Emotions often take the backseat in our fast-paced lives, but understanding and accepting our feelings is crucial for our mental well-being and personal growth. Having the ability to accurately identify our emotions is how we can move through them, clearing our minds and paving a path to mental and physical health.
I know many are sick of hearing about the effects of the last three years (yep, THREE), but the reality is that every single person on the planet was affected in some way. That doesn’t happen; most world events affect certain sectors or countries and are just a news blurb for most. To have a real world-wide issue like we did with the pandemic is truly rare. The politics of late in the US are not unique - the world experiences coups and uprisings all of the time. It’s just a little fresher for our young country. But to think that we would just come out of the other side of the last three years and return to “normal” is a bit short sighted. So we can be sick of talking about the events themselves, but we can’t ignore the emotional and mental health impact that they have had on humanity.

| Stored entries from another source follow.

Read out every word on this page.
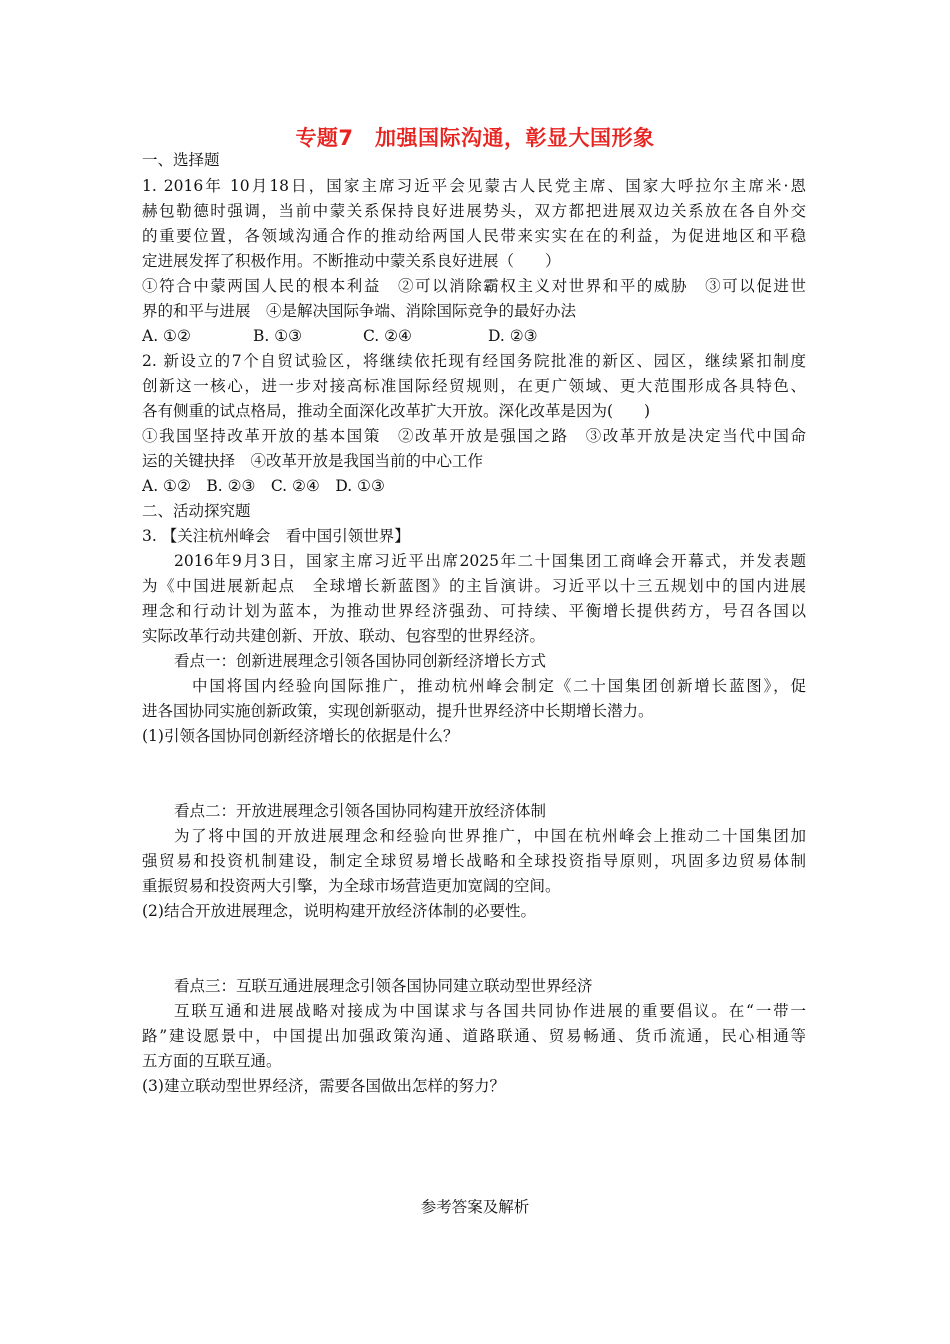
专题7　加强国际沟通，彰显大国形象
一、选择题
1. 2016年 10月18日，国家主席习近平会见蒙古人民党主席、国家大呼拉尔主席米·恩
赫包勒德时强调，当前中蒙关系保持良好进展势头，双方都把进展双边关系放在各自外交
的重要位置，各领域沟通合作的推动给两国人民带来实实在在的利益，为促进地区和平稳
定进展发挥了积极作用。不断推动中蒙关系良好进展（　　）
①符合中蒙两国人民的根本利益　②可以消除霸权主义对世界和平的威胁　③可以促进世
界的和平与进展　④是解决国际争端、消除国际竞争的最好办法
A. ①②	B. ①③	C. ②④	D. ②③
2. 新设立的7个自贸试验区，将继续依托现有经国务院批准的新区、园区，继续紧扣制度
创新这一核心，进一步对接高标准国际经贸规则，在更广领域、更大范围形成各具特色、
各有侧重的试点格局，推动全面深化改革扩大开放。深化改革是因为(　　)
①我国坚持改革开放的基本国策　②改革开放是强国之路　③改革开放是决定当代中国命
运的关键抉择　④改革开放是我国当前的中心工作
A. ①②　B. ②③　C. ②④　D. ①③
二、活动探究题
3. 【关注杭州峰会　看中国引领世界】
2016年9月3日，国家主席习近平出席2025年二十国集团工商峰会开幕式，并发表题
为《中国进展新起点　全球增长新蓝图》的主旨演讲。习近平以十三五规划中的国内进展
理念和行动计划为蓝本，为推动世界经济强劲、可持续、平衡增长提供药方，号召各国以
实际改革行动共建创新、开放、联动、包容型的世界经济。
看点一：创新进展理念引领各国协同创新经济增长方式
中国将国内经验向国际推广，推动杭州峰会制定《二十国集团创新增长蓝图》，促
进各国协同实施创新政策，实现创新驱动，提升世界经济中长期增长潜力。
(1)引领各国协同创新经济增长的依据是什么？
看点二：开放进展理念引领各国协同构建开放经济体制
为了将中国的开放进展理念和经验向世界推广，中国在杭州峰会上推动二十国集团加
强贸易和投资机制建设，制定全球贸易增长战略和全球投资指导原则，巩固多边贸易体制
重振贸易和投资两大引擎，为全球市场营造更加宽阔的空间。
(2)结合开放进展理念，说明构建开放经济体制的必要性。
看点三：互联互通进展理念引领各国协同建立联动型世界经济
互联互通和进展战略对接成为中国谋求与各国共同协作进展的重要倡议。在“一带一
路”建设愿景中，中国提出加强政策沟通、道路联通、贸易畅通、货币流通，民心相通等
五方面的互联互通。
(3)建立联动型世界经济，需要各国做出怎样的努力？
参考答案及解析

We won’t know how the events related to it have truly impacted us for many years to come. It was a massive shift and definitely changed the human psyche. Everyone had a different experience centered around the same issue. Some experienced it as a public health crisis, dealing with great loss and seeing the tragedy first hand. Some experienced the events of the past few years as a show of government overreach and political oppression. Some experienced paralyzing fear, not knowing what to really believe. Please take note that I said experience, not perception, of the events. While you may not agree with how one person behaved during this period, you cannot deny their experience. Not everyone saw the same thing, not everyone heard the same thing, and not everyone had the same capacity to handle their experience.
Usually, when we aren’t ready to deal with emotions, we tamp them down and save them for a better time. I don’t believe many have processed the full gamut of emotions from their experiences. This can sometimes be helpful, especially when we aren’t in a safe place to work through them. But if you are still uncomfortable, or irritated, or even angry, about the conversations around the pandemic and subsequent events related to it, perhaps you haven’t really processed all that happened yet.
There are so many different emotions, and I won’t sit here and name them all for you. But we do have some very basic, core feelings - fear and love. These two are the roots to all of our emotional branches. Anger stems from fear. Empathy stems from love. The tree sprouted from these roots is massive, and all of those deeper, more nuanced feelings really come from the core roots. Emotions are complex and often misunderstood. They are not just reactions to events but are deeply intertwined with our thoughts, experiences, and needs. So when I say that everyone had a different experience, that is because everyone has a different lens based on their environment, their past, and their present. To begin understanding our emotions, we must first acknowledge that every emotion serves a purpose. It’s a signal from our inner self, guiding us towards our needs and values.
The journey to emotional understanding starts with self-awareness. This means taking time to reflect on what we are feeling and why. Why are we angry? Is that anger actually fear? What are we scared of? Is our fear even real? Or is this a story we have made up in our head about what could happen? Observing ourselves without judgment and recognizing that our emotions are valid, regardless of their nature, allows us to get down to the true cause of our behavior. Slow down, become curious. Mindfulness techniques like meditation or mindful breathing can create the space for emotions to surface and be acknowledged.
I would venture to guess that a lot of the feelings that are unresolved for a lot of people are centered around fear. One of our universal needs, according to Marshall Rosenberg's Universal Needs, is safety. We have gone through a period of massive uncertainty, lots of misinformation, and heartbreaking loss - and those apply to all experiences. Our safety was threatened and the fear of losing our safety was expressed through anger, sadness, anxiety, and more. Every emotion we experience is a reflection of whether our universal needs are being met or not. By linking our emotions to these needs, we gain clarity on what is truly affecting us.
Once we can accurately identify our true root feeling, we can begin to move through the emotion. It’s important to understand that an emotion is simply a message - it is data. We don’t need to attach ourselves to it and we don’t need to judge it as good or bad; but we do need to accept that we are feeling a certain way. Accepting emotions does not mean resigning to them; it means understanding their origin and what they are trying to communicate.
Acceptance is a process that involves recognizing and naming the emotion without judgment. It requires exploring and becoming curious. Digging deeper to understand the underlying need or value associated with the emotion. We must also allow ourselves to feel the emotion fully, and understand that it’s a natural response to our circumstances and needs.
Sometimes, we can’t always identify what we are feeling. That’s a great time to reach out for help but talking to a friend, family member, or therapist that can provide new perspectives. Practices like deep breathing, grounding exercises, or even physical activities can help in managing intense emotions.
Embracing our emotions is a continuous journey that enriches our understanding of ourselves and enhances our interactions with others. It allows us room to experience the feelings that come and go, without holding onto those that end up suffocating our well being. We cannot move forward fully without dealing with unprocessed feelings. By employing self-awareness techniques, understanding the link between emotions and universal needs, and practicing acceptance, we can navigate our emotional landscape more effectively and compassionately. If we can do that, we can improve our empathy and prepare ourselves for whatever lies ahead.